L'Australia incalza Google e Meta affinché paghino le notizie
Il governo australiano sta pianificando nuove regole per "creare un incentivo finanziario" per le grandi aziende tecnologiche affinché paghino i media locali per i contenuti di notizie sulle loro piattaforme.
Si tratta di un nuovo tassello della strategia che il governo di Canberra sta portando avanti, da tempo, per regolamentare un settore ampio e redditivo, ma anche complesso, come quello dei rapporti con la grandi piattaforme digitali.

L'annuncio è arrivato dal Ministro per i Servizi finanziari, Stephen Jones. La mossa è stata definita una "iniziativa di contrattazione delle notizie" e sembra avere come destinatari i giganti tecnologici globali, come Meta Platforms, proprietario di Facebook, e Google, affinché paghino gli editori locali per i contenuti. Se dovessero decidere di non adeguarsi ai nuovi indirizzo, il rischio è quello di pagare sanzioni milionari.
Jones, in una conferenza stampa, ha detto che il nuovo quadro normativo, la ''News Bargaining Initiative'', ''creerà un incentivo finanziario per la stipula di accordi tra piattaforme digitali e aziende di media in Australia".
Secondo il ministro, e piattaforme a rischio di accusa saranno importanti piattaforme di social media e motori di ricerca con un fatturato in Australia superiore a 250 milioni di dollari australiani (equivalenti a circa 160 milioni di dollari).
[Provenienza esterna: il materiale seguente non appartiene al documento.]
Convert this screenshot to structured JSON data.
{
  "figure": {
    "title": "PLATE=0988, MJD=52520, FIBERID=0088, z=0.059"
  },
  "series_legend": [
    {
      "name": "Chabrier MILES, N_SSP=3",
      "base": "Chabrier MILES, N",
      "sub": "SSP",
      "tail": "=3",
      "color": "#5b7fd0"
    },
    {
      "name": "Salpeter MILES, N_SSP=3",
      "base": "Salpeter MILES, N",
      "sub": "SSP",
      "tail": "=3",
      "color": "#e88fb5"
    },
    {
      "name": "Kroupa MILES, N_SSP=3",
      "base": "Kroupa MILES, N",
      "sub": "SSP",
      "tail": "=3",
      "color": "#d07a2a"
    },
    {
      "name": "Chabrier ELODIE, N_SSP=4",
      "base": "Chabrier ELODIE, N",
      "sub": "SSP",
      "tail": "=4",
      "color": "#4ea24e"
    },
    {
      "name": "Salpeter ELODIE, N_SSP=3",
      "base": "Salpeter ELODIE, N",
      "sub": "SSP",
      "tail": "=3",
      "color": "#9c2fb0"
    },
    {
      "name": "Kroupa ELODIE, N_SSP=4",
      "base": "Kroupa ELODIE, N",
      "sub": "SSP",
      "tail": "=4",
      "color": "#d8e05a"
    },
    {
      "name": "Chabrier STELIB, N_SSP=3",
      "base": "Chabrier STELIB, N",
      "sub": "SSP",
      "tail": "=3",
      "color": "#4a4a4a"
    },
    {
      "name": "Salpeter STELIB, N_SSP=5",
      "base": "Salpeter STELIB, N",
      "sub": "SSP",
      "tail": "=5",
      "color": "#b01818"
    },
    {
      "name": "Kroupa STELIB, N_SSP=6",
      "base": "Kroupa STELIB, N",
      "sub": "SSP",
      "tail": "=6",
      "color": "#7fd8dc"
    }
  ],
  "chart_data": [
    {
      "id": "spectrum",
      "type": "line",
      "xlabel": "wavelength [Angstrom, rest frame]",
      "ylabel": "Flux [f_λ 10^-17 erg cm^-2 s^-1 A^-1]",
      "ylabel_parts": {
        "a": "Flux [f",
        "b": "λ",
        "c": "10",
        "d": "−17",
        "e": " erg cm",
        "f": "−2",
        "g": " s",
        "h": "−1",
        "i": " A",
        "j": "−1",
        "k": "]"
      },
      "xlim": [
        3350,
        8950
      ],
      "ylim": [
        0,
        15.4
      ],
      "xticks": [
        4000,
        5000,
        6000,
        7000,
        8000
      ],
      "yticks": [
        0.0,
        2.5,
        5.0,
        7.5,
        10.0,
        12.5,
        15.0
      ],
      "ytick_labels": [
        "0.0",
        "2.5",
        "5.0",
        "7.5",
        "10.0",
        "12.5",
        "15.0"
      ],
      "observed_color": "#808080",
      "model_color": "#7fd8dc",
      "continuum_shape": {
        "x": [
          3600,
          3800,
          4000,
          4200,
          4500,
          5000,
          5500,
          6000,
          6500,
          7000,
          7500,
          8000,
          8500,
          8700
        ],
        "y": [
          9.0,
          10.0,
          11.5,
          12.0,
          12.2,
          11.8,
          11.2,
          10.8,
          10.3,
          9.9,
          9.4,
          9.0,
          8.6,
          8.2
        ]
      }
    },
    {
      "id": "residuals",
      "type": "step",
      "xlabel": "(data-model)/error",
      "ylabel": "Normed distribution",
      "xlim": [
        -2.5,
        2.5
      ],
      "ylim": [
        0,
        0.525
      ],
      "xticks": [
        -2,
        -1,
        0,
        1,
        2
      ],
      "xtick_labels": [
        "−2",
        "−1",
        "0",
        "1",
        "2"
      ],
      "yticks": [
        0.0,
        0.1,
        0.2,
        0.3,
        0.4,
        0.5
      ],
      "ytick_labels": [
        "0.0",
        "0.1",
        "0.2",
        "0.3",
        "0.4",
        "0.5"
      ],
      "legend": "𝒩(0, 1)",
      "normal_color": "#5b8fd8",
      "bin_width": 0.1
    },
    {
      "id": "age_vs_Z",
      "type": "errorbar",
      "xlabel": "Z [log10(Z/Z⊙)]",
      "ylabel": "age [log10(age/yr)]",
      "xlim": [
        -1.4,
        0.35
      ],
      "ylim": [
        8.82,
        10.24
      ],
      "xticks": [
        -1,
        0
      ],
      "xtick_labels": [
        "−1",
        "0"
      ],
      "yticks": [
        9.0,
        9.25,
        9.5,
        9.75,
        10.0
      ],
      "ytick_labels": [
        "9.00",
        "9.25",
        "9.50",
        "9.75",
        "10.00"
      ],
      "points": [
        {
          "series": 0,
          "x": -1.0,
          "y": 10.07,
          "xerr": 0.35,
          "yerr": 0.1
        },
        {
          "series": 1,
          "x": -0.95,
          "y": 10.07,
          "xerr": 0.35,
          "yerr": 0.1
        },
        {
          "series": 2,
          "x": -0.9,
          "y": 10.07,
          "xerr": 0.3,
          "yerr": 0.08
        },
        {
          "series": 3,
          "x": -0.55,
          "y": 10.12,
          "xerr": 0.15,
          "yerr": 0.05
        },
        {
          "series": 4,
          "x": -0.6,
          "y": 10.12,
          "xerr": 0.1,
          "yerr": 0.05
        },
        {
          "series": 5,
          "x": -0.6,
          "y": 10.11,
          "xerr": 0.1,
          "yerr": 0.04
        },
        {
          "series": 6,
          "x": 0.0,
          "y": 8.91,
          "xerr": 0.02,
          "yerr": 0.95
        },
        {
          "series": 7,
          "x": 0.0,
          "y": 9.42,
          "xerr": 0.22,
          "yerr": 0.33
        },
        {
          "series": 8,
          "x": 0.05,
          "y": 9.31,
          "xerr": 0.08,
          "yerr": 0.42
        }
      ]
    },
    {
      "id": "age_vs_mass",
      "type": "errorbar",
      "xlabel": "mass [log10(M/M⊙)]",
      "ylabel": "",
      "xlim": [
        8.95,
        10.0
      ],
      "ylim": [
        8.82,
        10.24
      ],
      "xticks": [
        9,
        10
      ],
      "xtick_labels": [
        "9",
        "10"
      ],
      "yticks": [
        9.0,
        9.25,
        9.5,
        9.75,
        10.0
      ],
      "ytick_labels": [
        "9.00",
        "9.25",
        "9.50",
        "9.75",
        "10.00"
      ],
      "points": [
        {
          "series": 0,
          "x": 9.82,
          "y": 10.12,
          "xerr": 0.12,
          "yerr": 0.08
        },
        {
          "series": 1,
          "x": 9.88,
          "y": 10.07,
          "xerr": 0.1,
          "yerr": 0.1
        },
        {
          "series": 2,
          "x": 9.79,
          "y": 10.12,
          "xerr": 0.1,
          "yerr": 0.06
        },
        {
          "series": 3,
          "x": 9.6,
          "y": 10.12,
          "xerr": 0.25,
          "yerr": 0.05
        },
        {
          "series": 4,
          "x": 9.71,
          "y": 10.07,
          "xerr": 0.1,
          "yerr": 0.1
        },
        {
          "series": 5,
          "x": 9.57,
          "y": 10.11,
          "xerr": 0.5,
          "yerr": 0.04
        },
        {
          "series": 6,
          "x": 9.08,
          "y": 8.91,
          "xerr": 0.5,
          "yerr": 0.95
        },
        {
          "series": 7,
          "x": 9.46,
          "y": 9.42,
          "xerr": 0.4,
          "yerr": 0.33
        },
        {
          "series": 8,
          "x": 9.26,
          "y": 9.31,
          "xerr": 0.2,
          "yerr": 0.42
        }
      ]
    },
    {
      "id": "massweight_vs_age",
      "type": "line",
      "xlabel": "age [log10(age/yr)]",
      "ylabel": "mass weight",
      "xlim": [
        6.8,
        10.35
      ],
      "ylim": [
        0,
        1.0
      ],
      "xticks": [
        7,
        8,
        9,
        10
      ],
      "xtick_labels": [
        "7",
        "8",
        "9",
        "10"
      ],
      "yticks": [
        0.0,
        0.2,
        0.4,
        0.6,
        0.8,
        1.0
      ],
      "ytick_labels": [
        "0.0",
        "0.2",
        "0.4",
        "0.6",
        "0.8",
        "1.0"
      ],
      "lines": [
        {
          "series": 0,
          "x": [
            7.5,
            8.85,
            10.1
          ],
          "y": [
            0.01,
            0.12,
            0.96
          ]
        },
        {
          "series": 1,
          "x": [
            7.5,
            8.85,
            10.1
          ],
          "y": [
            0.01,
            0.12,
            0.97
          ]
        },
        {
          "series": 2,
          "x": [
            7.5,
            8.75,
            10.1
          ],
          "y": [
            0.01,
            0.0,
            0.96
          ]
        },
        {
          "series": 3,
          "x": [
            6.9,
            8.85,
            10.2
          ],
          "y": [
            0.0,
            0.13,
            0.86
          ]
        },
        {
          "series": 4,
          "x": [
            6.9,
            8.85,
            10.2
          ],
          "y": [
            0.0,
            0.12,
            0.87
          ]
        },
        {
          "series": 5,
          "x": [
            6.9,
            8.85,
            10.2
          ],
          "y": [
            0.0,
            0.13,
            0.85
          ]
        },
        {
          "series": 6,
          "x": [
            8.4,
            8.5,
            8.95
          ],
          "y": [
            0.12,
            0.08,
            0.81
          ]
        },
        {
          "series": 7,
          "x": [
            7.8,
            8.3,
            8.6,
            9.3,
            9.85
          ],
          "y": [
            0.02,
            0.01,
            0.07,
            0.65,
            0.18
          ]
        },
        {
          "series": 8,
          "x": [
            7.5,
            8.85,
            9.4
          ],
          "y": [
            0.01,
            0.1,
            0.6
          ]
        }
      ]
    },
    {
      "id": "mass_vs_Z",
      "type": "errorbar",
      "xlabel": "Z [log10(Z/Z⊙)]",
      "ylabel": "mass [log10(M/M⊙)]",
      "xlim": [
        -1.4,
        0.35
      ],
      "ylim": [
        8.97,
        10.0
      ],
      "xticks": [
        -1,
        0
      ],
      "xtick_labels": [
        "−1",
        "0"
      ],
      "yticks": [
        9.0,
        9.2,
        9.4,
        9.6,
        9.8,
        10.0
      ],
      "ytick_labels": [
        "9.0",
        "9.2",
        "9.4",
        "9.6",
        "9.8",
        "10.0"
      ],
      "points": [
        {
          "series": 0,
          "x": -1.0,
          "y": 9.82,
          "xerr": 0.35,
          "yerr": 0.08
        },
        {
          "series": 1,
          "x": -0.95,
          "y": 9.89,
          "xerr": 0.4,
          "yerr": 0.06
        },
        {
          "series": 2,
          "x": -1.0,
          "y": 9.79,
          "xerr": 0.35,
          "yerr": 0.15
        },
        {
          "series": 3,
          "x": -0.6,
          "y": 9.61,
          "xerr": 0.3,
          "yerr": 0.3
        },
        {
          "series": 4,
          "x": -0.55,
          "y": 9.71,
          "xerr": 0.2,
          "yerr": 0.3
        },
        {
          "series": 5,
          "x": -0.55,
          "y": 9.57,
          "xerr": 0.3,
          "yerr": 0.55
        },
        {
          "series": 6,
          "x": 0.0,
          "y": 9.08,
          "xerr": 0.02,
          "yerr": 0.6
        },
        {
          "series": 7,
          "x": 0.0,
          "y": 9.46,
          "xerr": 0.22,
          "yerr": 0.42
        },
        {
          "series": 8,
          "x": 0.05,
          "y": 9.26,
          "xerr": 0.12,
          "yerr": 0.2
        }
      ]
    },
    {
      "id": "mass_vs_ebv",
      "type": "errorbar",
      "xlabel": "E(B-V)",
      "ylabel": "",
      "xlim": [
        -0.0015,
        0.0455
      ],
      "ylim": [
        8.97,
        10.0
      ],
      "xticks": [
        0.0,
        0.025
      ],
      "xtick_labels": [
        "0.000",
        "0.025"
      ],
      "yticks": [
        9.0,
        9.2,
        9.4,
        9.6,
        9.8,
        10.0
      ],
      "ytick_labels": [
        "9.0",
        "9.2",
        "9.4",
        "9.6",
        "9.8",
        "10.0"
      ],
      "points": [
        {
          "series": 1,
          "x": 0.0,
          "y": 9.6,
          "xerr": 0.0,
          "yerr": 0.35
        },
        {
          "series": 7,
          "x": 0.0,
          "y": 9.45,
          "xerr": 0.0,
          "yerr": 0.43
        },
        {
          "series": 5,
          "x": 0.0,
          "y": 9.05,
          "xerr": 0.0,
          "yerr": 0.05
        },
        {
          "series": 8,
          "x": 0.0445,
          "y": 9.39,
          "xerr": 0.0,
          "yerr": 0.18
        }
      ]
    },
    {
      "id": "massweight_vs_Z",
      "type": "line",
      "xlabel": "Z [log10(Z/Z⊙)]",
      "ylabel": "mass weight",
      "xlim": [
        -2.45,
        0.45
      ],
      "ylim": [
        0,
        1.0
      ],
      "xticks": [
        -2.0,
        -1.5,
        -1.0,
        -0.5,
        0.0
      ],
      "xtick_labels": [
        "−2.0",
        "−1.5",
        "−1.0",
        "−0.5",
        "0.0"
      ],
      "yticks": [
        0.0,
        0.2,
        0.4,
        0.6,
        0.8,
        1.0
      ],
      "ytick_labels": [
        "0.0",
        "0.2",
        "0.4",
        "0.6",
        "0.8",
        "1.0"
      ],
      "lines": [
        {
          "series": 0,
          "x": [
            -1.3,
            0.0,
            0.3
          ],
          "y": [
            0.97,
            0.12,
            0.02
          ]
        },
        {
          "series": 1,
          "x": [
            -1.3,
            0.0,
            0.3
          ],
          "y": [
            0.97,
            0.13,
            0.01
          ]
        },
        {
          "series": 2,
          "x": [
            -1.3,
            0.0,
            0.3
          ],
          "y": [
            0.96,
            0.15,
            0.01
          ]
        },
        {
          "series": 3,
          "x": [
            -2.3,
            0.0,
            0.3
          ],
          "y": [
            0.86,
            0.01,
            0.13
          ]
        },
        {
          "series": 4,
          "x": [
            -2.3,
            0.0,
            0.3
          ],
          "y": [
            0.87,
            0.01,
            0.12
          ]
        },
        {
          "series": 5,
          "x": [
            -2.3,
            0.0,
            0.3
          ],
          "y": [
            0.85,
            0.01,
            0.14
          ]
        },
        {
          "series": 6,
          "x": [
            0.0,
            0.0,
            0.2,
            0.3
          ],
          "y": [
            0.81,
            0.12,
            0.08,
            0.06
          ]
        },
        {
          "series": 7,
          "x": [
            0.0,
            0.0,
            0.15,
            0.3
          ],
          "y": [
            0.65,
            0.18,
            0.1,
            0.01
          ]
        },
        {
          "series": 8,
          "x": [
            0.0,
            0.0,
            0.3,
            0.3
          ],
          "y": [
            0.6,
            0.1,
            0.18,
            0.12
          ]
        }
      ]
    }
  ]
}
L'addebito verrà compensato con eventuali accordi commerciali stipulati volontariamente tra le piattaforme e le aziende del settore dell'informazione, ha aggiunto.

Nel 2021 l'Australia ha approvato delle leggi che obbligano i giganti della tecnologia statunitense, come Google e Meta di Alphabet, a compensare le aziende di media per i link che indirizzano i lettori (e gli introiti pubblicitari) alle loro piattaforme.
La reazione di Meta sembra improntata a spirito di collaborazione, ma nella sostanza esprime forti perplessità. Un suo portavoce ha detto che l'azienda "concorda con il governo sul fatto che la legge attuale è imperfetta e continuiamo ad avere preoccupazioni riguardo all'addebito di una quota a un settore per sovvenzionarne un altro".

"La proposta - secondo Meta - non tiene conto della realtà del funzionamento delle nostre piattaforme, in particolare del fatto che la maggior parte delle persone non accede alle nostre piattaforme per contenuti di notizie e che gli editori di notizie scelgono volontariamente di pubblicare contenuti sulle nostre piattaforme perché ne traggono valore".